Таня опять разревелась в голос – не столько даже от страха, сколько чтобы произвести благоприятное впечатление.
– Да за что же меня лупцевать, – вопила она, – я и так все рассказала, проверьте, когда сгорели казармы «Принц Ойген», когда сгорел «Шарнхорст» в Штееле – там я вообще была переводчицей, меня высоко ценил лагерфюрер господин Хакке!
– Мол-чать! – рявкнул первый. – Ну-ка вставай! И не вздумай убегать, существо из болота!
– Куда мне убегать, сами подумайте, – опять к этим бандитам?
В ревире, как ни странно, все обошлось благополучно – если не считать того, что ее до вечера продержали голодной, а потом, дав миску жуткой – куда хуже лагерной – гемюзы, заперли в камеру к так называемым «асо» – разного рода воровкам, шлюхам и тому подобной публике. Хорошо еще, их там было много, и новенькую они проигнорировали. Одна, правда, поинтересовалась, нет ли у нее курнуть, и, узнав, что нет, обозвала Таню непотребно; Таня же, чей лексикон за время пещерной жизни в котельной значительно обогатился и стал разнообразнее и красочнее, выдала в ответ еще похлеще, после чего ее оставили в покое. Возможно, признали за свою.

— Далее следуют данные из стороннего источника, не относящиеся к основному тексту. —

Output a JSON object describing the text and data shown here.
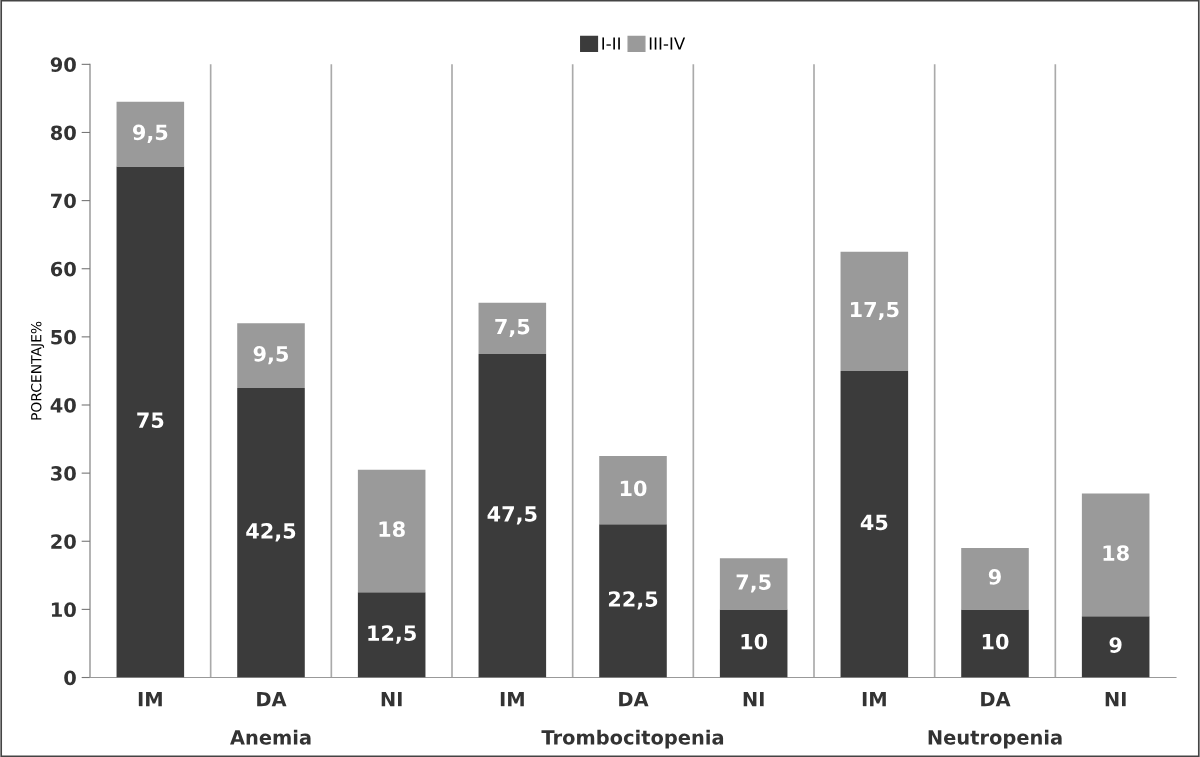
{
  "chart_data": {
    "type": "bar",
    "stacked": true,
    "ylabel": "PORCENTAJE%",
    "categories": [
      "IM",
      "DA",
      "NI",
      "IM",
      "DA",
      "NI",
      "IM",
      "DA",
      "NI"
    ],
    "series": [
      {
        "name": "I-II",
        "color": "#3b3b3b",
        "values": [
          75,
          42.5,
          12.5,
          47.5,
          22.5,
          10,
          45,
          10,
          9
        ],
        "value_labels": [
          "75",
          "42,5",
          "12,5",
          "47,5",
          "22,5",
          "10",
          "45",
          "10",
          "9"
        ]
      },
      {
        "name": "III-IV",
        "color": "#9a9a9a",
        "values": [
          9.5,
          9.5,
          18,
          7.5,
          10,
          7.5,
          17.5,
          9,
          18
        ],
        "value_labels": [
          "9,5",
          "9,5",
          "18",
          "7,5",
          "10",
          "7,5",
          "17,5",
          "9",
          "18"
        ]
      }
    ],
    "annotations": [
      "Anemia",
      "Trombocitopenia",
      "Neutropenia"
    ],
    "ylim": [
      0,
      90
    ],
    "yticks": [
      0,
      10,
      20,
      30,
      40,
      50,
      60,
      70,
      80,
      90
    ],
    "grid": "x",
    "legend": "top"
  }
}
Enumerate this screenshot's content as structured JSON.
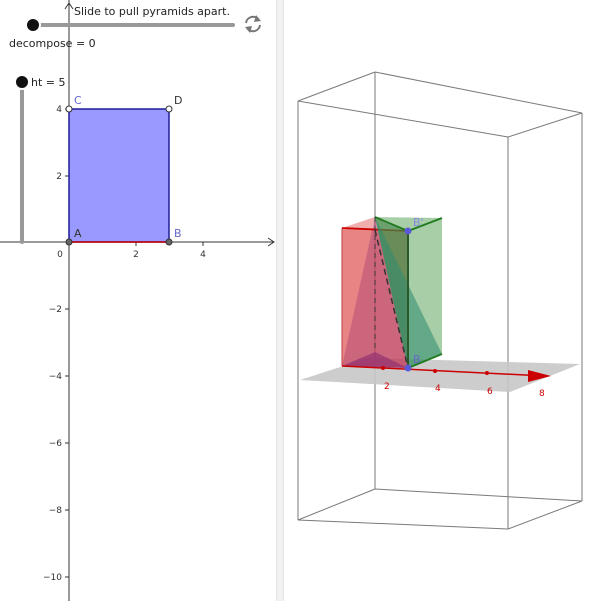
{
  "caption": "Slide to pull pyramids apart.",
  "sliders": {
    "decompose": {
      "label": "decompose = 0",
      "value": 0
    },
    "ht": {
      "label": "ht = 5",
      "value": 5
    }
  },
  "icons": {
    "reset": "refresh-icon"
  },
  "graphics2d": {
    "x_ticks": [
      "0",
      "2",
      "4"
    ],
    "y_ticks": [
      "4",
      "2",
      "−2",
      "−4",
      "−6",
      "−8",
      "−10"
    ],
    "points": {
      "A": "A",
      "B": "B",
      "C": "C",
      "D": "D"
    },
    "polygon_color": "#9999ff",
    "edge_color": "#1e1e96",
    "base_edge_color": "#cc0000"
  },
  "graphics3d": {
    "axis_ticks": [
      "2",
      "4",
      "6",
      "8"
    ],
    "point_labels": {
      "B": "B",
      "B_prime": "B'"
    },
    "colors": {
      "red_pyramid": "#e06060",
      "green_pyramid": "#4f9e4f",
      "axis": "#cc0000",
      "box": "#808080",
      "floor": "#c8c8c8"
    }
  }
}
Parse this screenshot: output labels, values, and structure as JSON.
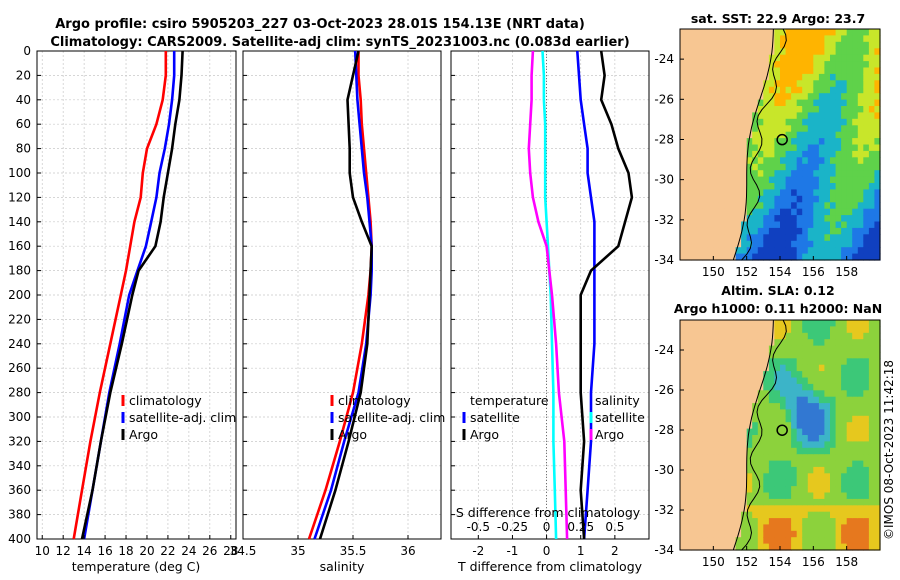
{
  "figure": {
    "title_line1": "Argo profile: csiro 5905203_227 03-Oct-2023 28.01S 154.13E (NRT data)",
    "title_line2": "Climatology: CARS2009. Satellite-adj clim: synTS_20231003.nc (0.083d earlier)",
    "watermark": "©IMOS 08-Oct-2023 11:42:18"
  },
  "colors": {
    "climatology": "#ff0000",
    "satellite": "#0000ff",
    "argo": "#000000",
    "s_diff": "#00ffff",
    "t_diff": "#ff00ff",
    "land": "#f7c692"
  },
  "depth_axis": {
    "ticks": [
      0,
      20,
      40,
      60,
      80,
      100,
      120,
      140,
      160,
      180,
      200,
      220,
      240,
      260,
      280,
      300,
      320,
      340,
      360,
      380,
      400
    ]
  },
  "chart_data": [
    {
      "name": "temperature-profile",
      "type": "line",
      "xlabel": "temperature (deg C)",
      "ylabel": "depth",
      "xlim": [
        9.5,
        28.5
      ],
      "ylim": [
        400,
        0
      ],
      "xticks": [
        10,
        12,
        14,
        16,
        18,
        20,
        22,
        24,
        26,
        28
      ],
      "depth": [
        0,
        20,
        40,
        60,
        80,
        100,
        120,
        140,
        160,
        180,
        200,
        240,
        280,
        320,
        360,
        400
      ],
      "series": [
        {
          "name": "climatology",
          "color": "#ff0000",
          "values": [
            21.8,
            21.8,
            21.5,
            20.9,
            20.0,
            19.6,
            19.4,
            18.8,
            18.4,
            18.0,
            17.5,
            16.5,
            15.5,
            14.6,
            13.8,
            13.0
          ]
        },
        {
          "name": "satellite-adj. clim",
          "color": "#0000ff",
          "values": [
            22.6,
            22.6,
            22.4,
            22.1,
            21.7,
            21.2,
            20.9,
            20.4,
            19.9,
            19.1,
            18.3,
            17.4,
            16.4,
            15.6,
            14.8,
            14.0
          ]
        },
        {
          "name": "Argo",
          "color": "#000000",
          "values": [
            23.4,
            23.3,
            23.1,
            22.7,
            22.4,
            22.0,
            21.6,
            21.3,
            20.8,
            19.2,
            18.6,
            17.6,
            16.5,
            15.6,
            14.8,
            13.8
          ]
        }
      ],
      "legend": [
        "climatology",
        "satellite-adj. clim",
        "Argo"
      ]
    },
    {
      "name": "salinity-profile",
      "type": "line",
      "xlabel": "salinity",
      "xlim": [
        34.5,
        36.3
      ],
      "ylim": [
        400,
        0
      ],
      "xticks": [
        34.5,
        35,
        35.5,
        36
      ],
      "xticklabels": [
        "34.5",
        "35",
        "35.5",
        "36"
      ],
      "depth": [
        0,
        20,
        40,
        60,
        80,
        100,
        120,
        140,
        160,
        180,
        200,
        240,
        280,
        320,
        360,
        400
      ],
      "series": [
        {
          "name": "climatology",
          "color": "#ff0000",
          "values": [
            35.55,
            35.55,
            35.57,
            35.58,
            35.6,
            35.62,
            35.64,
            35.66,
            35.67,
            35.66,
            35.64,
            35.58,
            35.5,
            35.38,
            35.25,
            35.1
          ]
        },
        {
          "name": "satellite-adj. clim",
          "color": "#0000ff",
          "values": [
            35.52,
            35.53,
            35.54,
            35.56,
            35.58,
            35.6,
            35.63,
            35.65,
            35.67,
            35.67,
            35.66,
            35.62,
            35.55,
            35.42,
            35.3,
            35.15
          ]
        },
        {
          "name": "Argo",
          "color": "#000000",
          "values": [
            35.55,
            35.5,
            35.45,
            35.46,
            35.47,
            35.47,
            35.5,
            35.58,
            35.67,
            35.66,
            35.65,
            35.63,
            35.57,
            35.46,
            35.34,
            35.2
          ]
        }
      ],
      "legend": [
        "climatology",
        "satellite-adj. clim",
        "Argo"
      ]
    },
    {
      "name": "difference-profile",
      "type": "line",
      "xlabel": "T difference from climatology",
      "secondary_xlabel": "S difference from climatology",
      "xlim": [
        -2.8,
        3.0
      ],
      "ylim": [
        400,
        0
      ],
      "xticks": [
        -2,
        -1,
        0,
        1,
        2
      ],
      "secondary_xticks": [
        -0.5,
        -0.25,
        0,
        0.25,
        0.5
      ],
      "secondary_xticklabels": [
        "-0.5",
        "-0.25",
        "0",
        "0.25",
        "0.5"
      ],
      "depth": [
        0,
        20,
        40,
        60,
        80,
        100,
        120,
        140,
        160,
        180,
        200,
        240,
        280,
        320,
        360,
        400
      ],
      "series": [
        {
          "name": "temperature satellite",
          "color": "#0000ff",
          "values": [
            0.9,
            0.95,
            1.0,
            1.1,
            1.2,
            1.2,
            1.3,
            1.4,
            1.4,
            1.4,
            1.4,
            1.4,
            1.3,
            1.3,
            1.2,
            1.1
          ]
        },
        {
          "name": "temperature Argo",
          "color": "#000000",
          "values": [
            1.6,
            1.7,
            1.6,
            1.9,
            2.1,
            2.4,
            2.5,
            2.3,
            2.1,
            1.3,
            1.0,
            1.0,
            1.0,
            1.1,
            1.0,
            1.1
          ]
        },
        {
          "name": "salinity satellite",
          "color": "#00ffff",
          "values": [
            -0.03,
            -0.02,
            -0.02,
            -0.01,
            -0.01,
            -0.01,
            -0.01,
            0.0,
            0.01,
            0.02,
            0.03,
            0.04,
            0.05,
            0.05,
            0.06,
            0.07
          ]
        },
        {
          "name": "salinity Argo",
          "color": "#ff00ff",
          "values": [
            -0.1,
            -0.11,
            -0.11,
            -0.12,
            -0.13,
            -0.12,
            -0.1,
            -0.06,
            0.0,
            0.02,
            0.04,
            0.07,
            0.09,
            0.13,
            0.14,
            0.15
          ]
        }
      ],
      "legend_temperature": {
        "title": "temperature",
        "items": [
          "satellite",
          "Argo"
        ]
      },
      "legend_salinity": {
        "title": "salinity",
        "items": [
          "satellite",
          "Argo"
        ]
      }
    },
    {
      "name": "sst-map",
      "type": "heatmap",
      "title": "sat. SST: 22.9 Argo: 23.7",
      "xlim": [
        148,
        160
      ],
      "ylim": [
        -34,
        -22.5
      ],
      "xticks": [
        150,
        152,
        154,
        156,
        158
      ],
      "yticks": [
        -24,
        -26,
        -28,
        -30,
        -32,
        -34
      ],
      "profile_lon": 154.13,
      "profile_lat": -28.01
    },
    {
      "name": "sla-map",
      "type": "heatmap",
      "title_line1": "Altim. SLA: 0.12",
      "title_line2": "Argo h1000: 0.11 h2000: NaN",
      "xlim": [
        148,
        160
      ],
      "ylim": [
        -34,
        -22.5
      ],
      "xticks": [
        150,
        152,
        154,
        156,
        158
      ],
      "yticks": [
        -24,
        -26,
        -28,
        -30,
        -32,
        -34
      ],
      "profile_lon": 154.13,
      "profile_lat": -28.01
    }
  ]
}
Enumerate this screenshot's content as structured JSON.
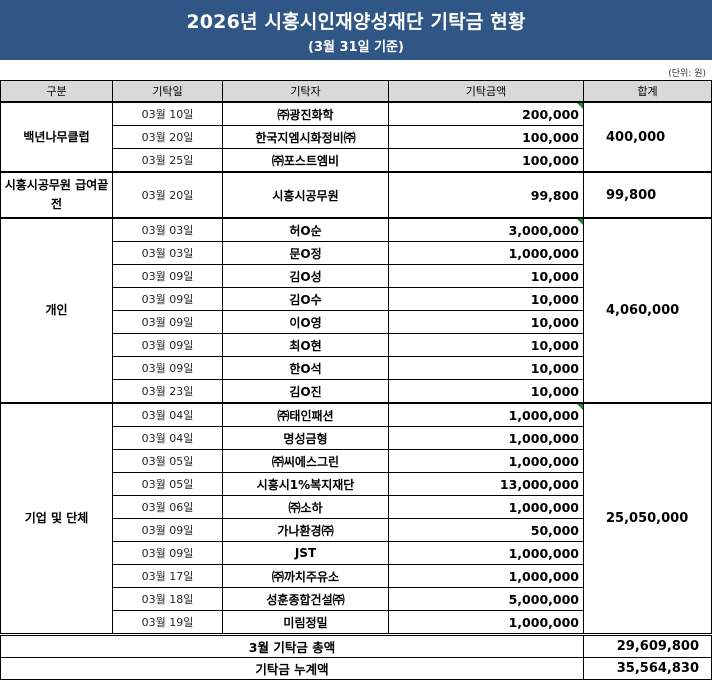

Все было бы хорошо, если бы не страх перед обещанной лупцовкой. Таня не знала, когда здесь допрашивают, днем или по ночам, а спросить у сокамерниц не решалась – боялась, что распознают иностранку, вдруг они еще и шовинистки? Придушат запросто, и не пикнешь. От страха она долго не могла заснуть, все ждала вызова на допрос, а потом все-таки заснула и проспала до самой побудки. Вызвали ее только вечером – вывели наружу и посадили в «зеленую Минну». Ехали довольно долго, а когда открыли дверцу, рядом была стена барака и кусок ограды с колючей проволокой. В барак она вошла со страхом, ожидая увидеть полосатые платья с номерами, но оказался обычный рабочий лагерь – сюда собрали остарбайтеров из разных мест, из Эссена, из Ботропа, из Гельаснкирхена. Все сплошь погорельцы, выжившие после налетов.
Девушка, наблюдавшая в окно за Таниным прибытием, спросила, чего это ее привезли с полицией?
– Значит, надо было, – ответила она туманно.
– Ото ж тебя били там? – в голосе спрашивающей прозвучало боязливое уважение.
Таня осторожно потрогала подсыхающую ссадину на скуле и собралась было уже ответить, что где же еще, но не захотела возводить напраслину на щуцманов – как-никак, они ей ничего плохого не сделали. А признаться, что исколотили и исщипали гаденыши хайоты, было стыдно.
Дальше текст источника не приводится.